Do I really need an adviser? I think I’d sooner manage my own finances
It can be tempting to think that it’s easy to manage your own finances but here are a few examples of things that can go wrong.
I think I can pick my own investment funds
Perhaps you can. But don’t be tempted to pick a fund just because it has decent past performance. Turn back the clock three years and imagine investing using past investment performance as your guide. If you picked yesterday’s winners, in three years you would find that only 26% of equity funds and 32% of fixed interest funds continued to outperform their benchmarks. Past performance should be only one factor you should consider.
I don’t want to pay and adviser
On average, people who receive financial advice, are £40,000 better off at retirement than people who do not receive advice. Saving on adviser fees is a false economy and we are confident we can add significant value. Amongst other things, we can build you a portfolio of leading funds with lower than average fund charges.
I understand risk
Risk is an increasingly complex area. It is unrealistic to expect a layman to have any understanding of what is ‘under the bonnet’ of a fund. Remember Neil Woodford? It is important to know whether a fund is investing in complex assets that can be difficult to sell when things go wrong
I understand tax
Using your ISA allowance is a relatively straightforward decision. But after that, what type of investment is most suited to you, both now and in the future. But do you know the tax difference between a bond and an OEIC? When is a pension scheme the best option? And are there any Inheritance Tax implications?
I understand how changes in legislation affect my finances
This is a minefield. The laws that impact the financial services industry are constantly changing. Financial Advisers encourage their clients to take advantage of tax incentives offered by the government and avoid the expensive pitfalls of getting it wrong.
Why would Intelligent Financial Advice do a better job than I could?
How do you pick investment funds?
We invest heavily in research technology. There are many thousands of investment funds and we use the software to filter out funds that are poor performers or carry too much risk. Our investment process is forward looking. We try to identify the fund managers that are best positioned to take advantage of the big global trends.’
What are your adviser charges?
One of Warren Buffett’s most famous quotes is – ‘price is what you pay; value is what you get’ – More than anything, our fees are ‘fair’ and we are confident we will add value through a combination of excellent fund research and technical expertise.
What happens if I want to become a client of Intelligent Financial Advice?
Step 1 – Free initial appraisal
We start by listening to what you want to achieve. On the surface this might appear a relatively straightforward exercise. For example, you might tell us that you want to plan for your retirement. However, we also need to understand what factors will influence how we help you achieve that objective including your attitude to investment risk, your tax rate and a range or other variables. Every client’s circumstances are slightly different and every plan has to be tailor made.

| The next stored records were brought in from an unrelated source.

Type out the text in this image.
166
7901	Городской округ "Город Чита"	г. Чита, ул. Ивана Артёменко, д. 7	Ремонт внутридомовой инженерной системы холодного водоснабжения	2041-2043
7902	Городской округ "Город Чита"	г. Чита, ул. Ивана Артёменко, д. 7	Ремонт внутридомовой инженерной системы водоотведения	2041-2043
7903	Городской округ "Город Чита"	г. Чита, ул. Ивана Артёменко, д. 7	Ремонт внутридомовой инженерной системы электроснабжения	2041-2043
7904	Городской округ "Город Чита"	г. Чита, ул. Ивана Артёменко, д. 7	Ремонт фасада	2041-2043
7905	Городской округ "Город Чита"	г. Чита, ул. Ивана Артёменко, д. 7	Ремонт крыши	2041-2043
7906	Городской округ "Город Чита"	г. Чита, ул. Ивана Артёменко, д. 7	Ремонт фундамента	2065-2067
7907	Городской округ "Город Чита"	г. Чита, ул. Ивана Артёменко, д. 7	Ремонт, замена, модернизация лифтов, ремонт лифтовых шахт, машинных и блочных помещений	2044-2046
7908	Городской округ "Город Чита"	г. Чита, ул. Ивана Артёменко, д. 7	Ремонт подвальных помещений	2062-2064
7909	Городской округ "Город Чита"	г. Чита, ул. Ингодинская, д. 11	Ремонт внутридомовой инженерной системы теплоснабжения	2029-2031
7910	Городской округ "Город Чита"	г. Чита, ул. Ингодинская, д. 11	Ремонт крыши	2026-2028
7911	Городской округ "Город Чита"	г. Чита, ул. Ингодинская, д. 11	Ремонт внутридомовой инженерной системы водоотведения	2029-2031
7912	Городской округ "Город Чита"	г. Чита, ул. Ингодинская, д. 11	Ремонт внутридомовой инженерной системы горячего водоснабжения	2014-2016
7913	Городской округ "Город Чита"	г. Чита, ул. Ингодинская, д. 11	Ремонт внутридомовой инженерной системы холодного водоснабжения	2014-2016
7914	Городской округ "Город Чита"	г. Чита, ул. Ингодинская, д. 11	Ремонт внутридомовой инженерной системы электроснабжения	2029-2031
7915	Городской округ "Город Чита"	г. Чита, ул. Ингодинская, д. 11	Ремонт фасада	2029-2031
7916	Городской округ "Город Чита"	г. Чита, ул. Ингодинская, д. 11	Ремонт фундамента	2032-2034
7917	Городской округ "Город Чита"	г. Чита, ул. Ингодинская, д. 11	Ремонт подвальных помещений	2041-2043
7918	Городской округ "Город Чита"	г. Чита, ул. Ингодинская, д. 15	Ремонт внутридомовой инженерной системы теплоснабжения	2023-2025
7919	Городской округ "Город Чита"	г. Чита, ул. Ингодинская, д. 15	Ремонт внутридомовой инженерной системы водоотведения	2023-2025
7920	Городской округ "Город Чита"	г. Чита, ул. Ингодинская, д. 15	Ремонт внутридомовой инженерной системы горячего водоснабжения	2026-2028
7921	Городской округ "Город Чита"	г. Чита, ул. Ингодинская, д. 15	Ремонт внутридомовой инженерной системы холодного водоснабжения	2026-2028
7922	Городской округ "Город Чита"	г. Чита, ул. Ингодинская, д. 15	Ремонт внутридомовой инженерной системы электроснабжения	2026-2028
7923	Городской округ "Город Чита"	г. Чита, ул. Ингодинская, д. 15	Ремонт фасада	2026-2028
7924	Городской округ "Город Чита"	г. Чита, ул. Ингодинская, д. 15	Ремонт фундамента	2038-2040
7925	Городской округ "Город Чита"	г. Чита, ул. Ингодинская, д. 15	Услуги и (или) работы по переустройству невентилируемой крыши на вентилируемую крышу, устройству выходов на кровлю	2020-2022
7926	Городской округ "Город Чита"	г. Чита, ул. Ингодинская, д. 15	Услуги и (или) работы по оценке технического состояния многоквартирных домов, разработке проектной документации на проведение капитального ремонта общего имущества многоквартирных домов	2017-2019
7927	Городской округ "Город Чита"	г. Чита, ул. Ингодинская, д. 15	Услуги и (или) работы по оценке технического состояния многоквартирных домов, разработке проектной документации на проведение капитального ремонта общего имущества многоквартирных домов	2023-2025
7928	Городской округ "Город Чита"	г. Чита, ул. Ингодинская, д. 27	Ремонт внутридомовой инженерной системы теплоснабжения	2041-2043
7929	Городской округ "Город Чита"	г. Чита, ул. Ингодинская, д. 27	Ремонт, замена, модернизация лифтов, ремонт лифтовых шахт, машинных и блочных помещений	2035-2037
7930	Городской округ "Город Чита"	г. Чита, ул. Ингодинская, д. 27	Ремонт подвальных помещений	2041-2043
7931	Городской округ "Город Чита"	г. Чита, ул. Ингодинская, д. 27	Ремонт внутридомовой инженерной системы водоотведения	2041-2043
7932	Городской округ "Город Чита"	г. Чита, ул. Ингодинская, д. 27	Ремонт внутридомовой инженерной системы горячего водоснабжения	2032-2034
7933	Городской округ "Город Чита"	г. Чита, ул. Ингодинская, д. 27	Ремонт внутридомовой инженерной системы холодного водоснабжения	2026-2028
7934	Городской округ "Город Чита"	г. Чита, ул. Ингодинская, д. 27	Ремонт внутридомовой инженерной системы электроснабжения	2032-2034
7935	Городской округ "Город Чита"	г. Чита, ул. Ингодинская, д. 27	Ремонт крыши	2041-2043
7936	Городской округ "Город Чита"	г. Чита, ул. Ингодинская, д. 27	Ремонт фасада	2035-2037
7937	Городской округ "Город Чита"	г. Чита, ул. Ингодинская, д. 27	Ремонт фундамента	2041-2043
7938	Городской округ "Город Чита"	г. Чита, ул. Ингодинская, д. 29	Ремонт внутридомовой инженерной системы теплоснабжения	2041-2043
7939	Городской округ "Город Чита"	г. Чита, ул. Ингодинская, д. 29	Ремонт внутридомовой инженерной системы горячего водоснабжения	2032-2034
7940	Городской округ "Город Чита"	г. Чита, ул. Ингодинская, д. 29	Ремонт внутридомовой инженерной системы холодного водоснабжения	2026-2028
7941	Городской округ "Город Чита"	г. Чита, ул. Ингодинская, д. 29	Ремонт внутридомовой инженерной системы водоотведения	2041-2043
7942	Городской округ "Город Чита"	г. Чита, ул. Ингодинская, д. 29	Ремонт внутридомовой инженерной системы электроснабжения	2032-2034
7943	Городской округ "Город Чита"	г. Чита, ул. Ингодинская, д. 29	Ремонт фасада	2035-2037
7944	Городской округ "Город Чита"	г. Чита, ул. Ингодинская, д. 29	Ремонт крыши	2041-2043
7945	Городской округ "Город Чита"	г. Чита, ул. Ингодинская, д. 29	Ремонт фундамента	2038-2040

Step 2 – Detailed initial report
Once we’ve understood exactly what you are trying to achieve, we produce a detailed report for you. In most cases we do not charge for this initial report and you are free to consider the recommendation and either walk away with no obligation, or instruct us to proceed and act on your behalf. The report will confirm all fees.
Step 3 – Monitor and Review
We often say to clients that once we’ve set up your investment or pension, the real work begins. The initial advice is simply part of a long term plan and it is important that your plan is regularly reviewed to make sure you remain on target to achieve your objectives and, where necessary, adapt it to your changing circumstances. In some instances we may recommend an additional fee based lifetime cash flow analysis. This is a detailed report that works out what is likely to happen to your money throughout your life taking into account anticipated spending events (new cars, children going to university etc) and then stress testing it to reduce the risk of you ever running out of money.